Thursday 21 Aug 2003 Stephen Franks Press Releases -- Crime & Justice

It is time to reverse the recent law changes that tempt people into brooding over old grievances, like today's threats to sue the Salvation Army for alleged harsh treatment many years ago ACT New Zealand Justice Spokesman Stephen Franks said today.

"Building a victim mindset is a Government pre-occupation. It is transforming New Zealand from a forward-looking, `can do' society into a nation of whining losers. Our law once reflected commonsense. Limitation periods discouraged crying over long ago spilt milk. However tragic it was for the victims, most claims expired six years after the injury, except where it would have unreasonable to expect action within that period," Mr Franks said.

"Judge-made law also made it clear that volunteers would rarely be held liable for unintentional hurt. Judges took into account the chilling effect of hindsight judgments. Threats to sue the Salvation Army show the wisdom of our earlier law.

· How do we avoid injustice long after it's possible to find the truth or fix the problem?

· Who will donate to charities if they think their money will go to lawyers and compensation, instead of helping people currently in need?

· What evidence is there that lawsuit money heals wounded minds in any event?

· Even if it pays for counselling, where is the evidence that stirring up the mind's sleeping dogs, and perhaps inventing "recovered memories, helps more than harms?

· Who will want to care for our most sad and disturbed individuals if, 20 years on, it could mean having to dredge the memory to rebut abuse allegations?

· Do we want Salvation Army leaders to spend their time minutely supervising and inspecting their volunteers, keeping back covering records, and avoiding risk?

"It is unclear whether criminal wrongdoing is alleged. If not, the Salvation Army will disappoint donors if it gives anything more than regret. Of course orphanage life was hard - there was severe discipline but, in those days, many families raised their children that way.

"The Salvation Army has said it will refer criminal allegations to the police - as it should. Criminal wrongdoing is by individuals, and they should answer for it. That doesn't mean current members and donors, who had nothing to do with it, should be demoralised and distracted by events from a different era.

"It's time to reject Labour's OSH credo - `blame the employer and down with personal responsibility'. It recreates feudal notions that servants are oxen for their masters, and masters should answer for the servants' actions.
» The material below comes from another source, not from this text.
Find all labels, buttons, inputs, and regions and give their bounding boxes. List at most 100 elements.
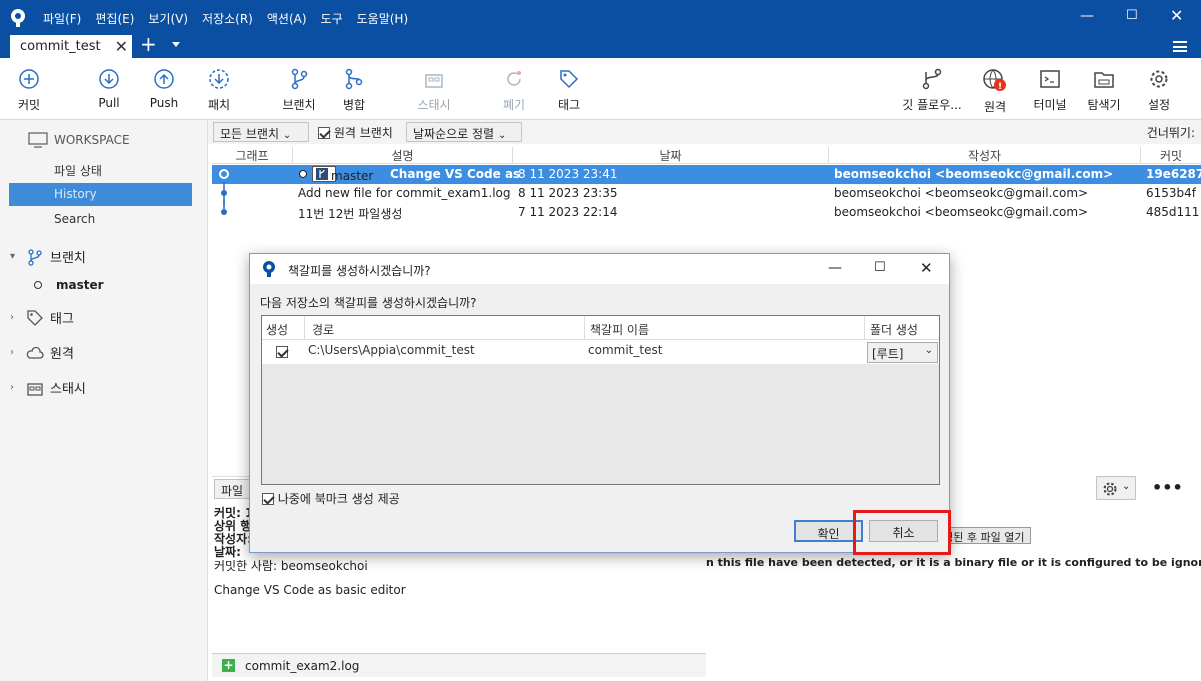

Vicarious liability has always been morally suspect.

"And let's be blunt. It's time to get the gold-digging incentive out of the misery business. ACC experience shows compensation for abuse allegations can generate dubious claims. Even honest people can unconsciously invent memories to justify claims when the incentive is there. Is it in their interests to foster damaging `memories'?

"Where does it end? Why should only the Salvation Army be liable for unhappy upbringings? Who will compensate non-orphans convinced they were damaged by unfeeling or harsh parents?
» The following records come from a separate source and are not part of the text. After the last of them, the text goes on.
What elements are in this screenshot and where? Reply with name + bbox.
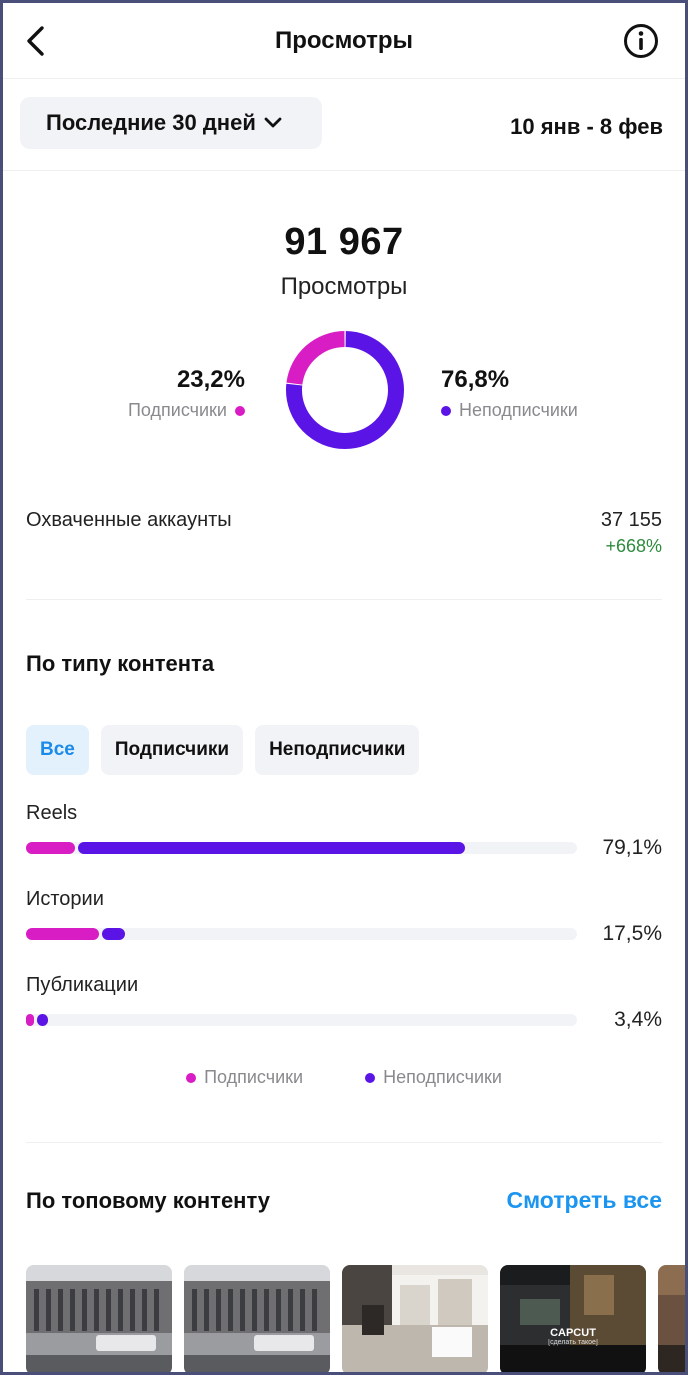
period-row: Последние 30 дней 10 янв - 8 фев xyxy=(3,79,685,171)
top-content-thumbnails: CAPCUT [сделать такое] xyxy=(26,1265,685,1372)
bar-percent: 3,4% xyxy=(614,1008,662,1031)
reach-value: 37 155 xyxy=(600,509,662,531)
non-followers-percent: 76,8% xyxy=(441,366,510,393)
page-title: Просмотры xyxy=(274,27,413,54)
building-photo-image xyxy=(184,1265,330,1372)
see-all-link[interactable]: Смотреть все xyxy=(506,1187,662,1214)
legend-followers-label: Подписчики xyxy=(204,1067,304,1087)
filter-chip-non-followers[interactable]: Неподписчики xyxy=(255,725,420,775)
bar-track xyxy=(26,1014,577,1026)
total-views-value: 91 967 xyxy=(284,221,404,263)
building-photo-image xyxy=(26,1265,172,1372)
followers-legend: Подписчики xyxy=(128,400,245,421)
info-icon xyxy=(624,24,658,58)
thumbnail-partial[interactable] xyxy=(658,1265,685,1372)
thumbnail-building[interactable] xyxy=(26,1265,172,1372)
period-dropdown-label: Последние 30 дней xyxy=(46,110,256,135)
content-bar-stories: Истории 17,5% xyxy=(26,888,662,958)
info-button[interactable] xyxy=(623,23,659,59)
reach-delta: +668% xyxy=(605,536,662,556)
top-bar: Просмотры xyxy=(3,3,685,79)
partial-photo-image xyxy=(658,1265,685,1372)
top-content-title: По топовому контенту xyxy=(26,1188,271,1213)
car-interior-photo-image xyxy=(500,1265,646,1372)
capcut-overlay: CAPCUT [сделать такое] xyxy=(500,1327,646,1346)
content-type-title: По типу контента xyxy=(26,651,215,676)
content-filter-chips: Все Подписчики Неподписчики xyxy=(26,725,420,775)
followers-percent: 23,2% xyxy=(176,366,245,393)
followers-share: 23,2% Подписчики xyxy=(128,366,245,421)
content-legend: Подписчики Неподписчики xyxy=(3,1067,685,1088)
bar-label: Публикации xyxy=(26,974,139,996)
followers-label: Подписчики xyxy=(127,400,227,420)
bar-followers-segment xyxy=(26,928,99,940)
content-bar-reels: Reels 79,1% xyxy=(26,802,662,872)
legend-non-followers: Неподписчики xyxy=(365,1067,502,1088)
legend-followers: Подписчики xyxy=(186,1067,303,1088)
divider xyxy=(26,599,662,600)
chevron-down-icon xyxy=(264,117,282,128)
date-range: 10 янв - 8 фев xyxy=(510,114,663,139)
divider xyxy=(26,1142,662,1143)
reach-label: Охваченные аккаунты xyxy=(26,509,232,531)
non-followers-legend: Неподписчики xyxy=(441,400,578,421)
bar-non-followers-segment xyxy=(37,1014,48,1026)
thumbnail-building[interactable] xyxy=(184,1265,330,1372)
bar-non-followers-segment xyxy=(78,842,465,854)
content-bar-posts: Публикации 3,4% xyxy=(26,974,662,1044)
bar-followers-segment xyxy=(26,1014,35,1026)
capcut-title: CAPCUT xyxy=(550,1327,596,1339)
legend-non-followers-dot-icon xyxy=(365,1072,376,1083)
non-followers-dot-icon xyxy=(441,405,451,416)
bar-percent: 17,5% xyxy=(602,922,662,945)
total-views-label: Просмотры xyxy=(280,273,408,300)
legend-followers-dot-icon xyxy=(186,1072,197,1083)
filter-chip-all[interactable]: Все xyxy=(26,725,89,775)
non-followers-label: Неподписчики xyxy=(459,400,578,420)
legend-non-followers-label: Неподписчики xyxy=(383,1067,502,1087)
views-donut-chart xyxy=(286,331,404,449)
bar-label: Истории xyxy=(26,888,104,910)
room-photo-image xyxy=(342,1265,488,1372)
bar-track xyxy=(26,842,577,854)
filter-chip-followers[interactable]: Подписчики xyxy=(100,725,244,775)
period-dropdown[interactable]: Последние 30 дней xyxy=(20,97,322,149)
bar-track xyxy=(26,928,577,940)
insights-screen: Просмотры Последние 30 дней 10 янв - 8 ф… xyxy=(3,3,685,1372)
bar-percent: 79,1% xyxy=(602,836,662,859)
non-followers-share: 76,8% Неподписчики xyxy=(441,366,578,421)
thumbnail-room[interactable] xyxy=(342,1265,488,1372)
bar-label: Reels xyxy=(26,802,78,824)
thumbnail-capcut[interactable]: CAPCUT [сделать такое] xyxy=(500,1265,646,1372)
followers-dot-icon xyxy=(235,405,245,416)
bar-non-followers-segment xyxy=(101,928,126,940)
capcut-subtitle: [сделать такое] xyxy=(548,1339,598,1346)
bar-followers-segment xyxy=(26,842,76,854)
"Hundreds of street kids have been effectively abandoned by useless parents. Their non-families wouldn't have happened without social welfare grants. Will Labour compensate them in 20 years for being the predictable result of funding those unprepared and unsuitable to have children?

"Nobody wishes sadness or brutality on anybody. But our forebears were wise to think that lawsuits against well-meaning volunteers weren't the remedy. Absent criminality, their advice was to look to the future and get on with life," Mr Franks said.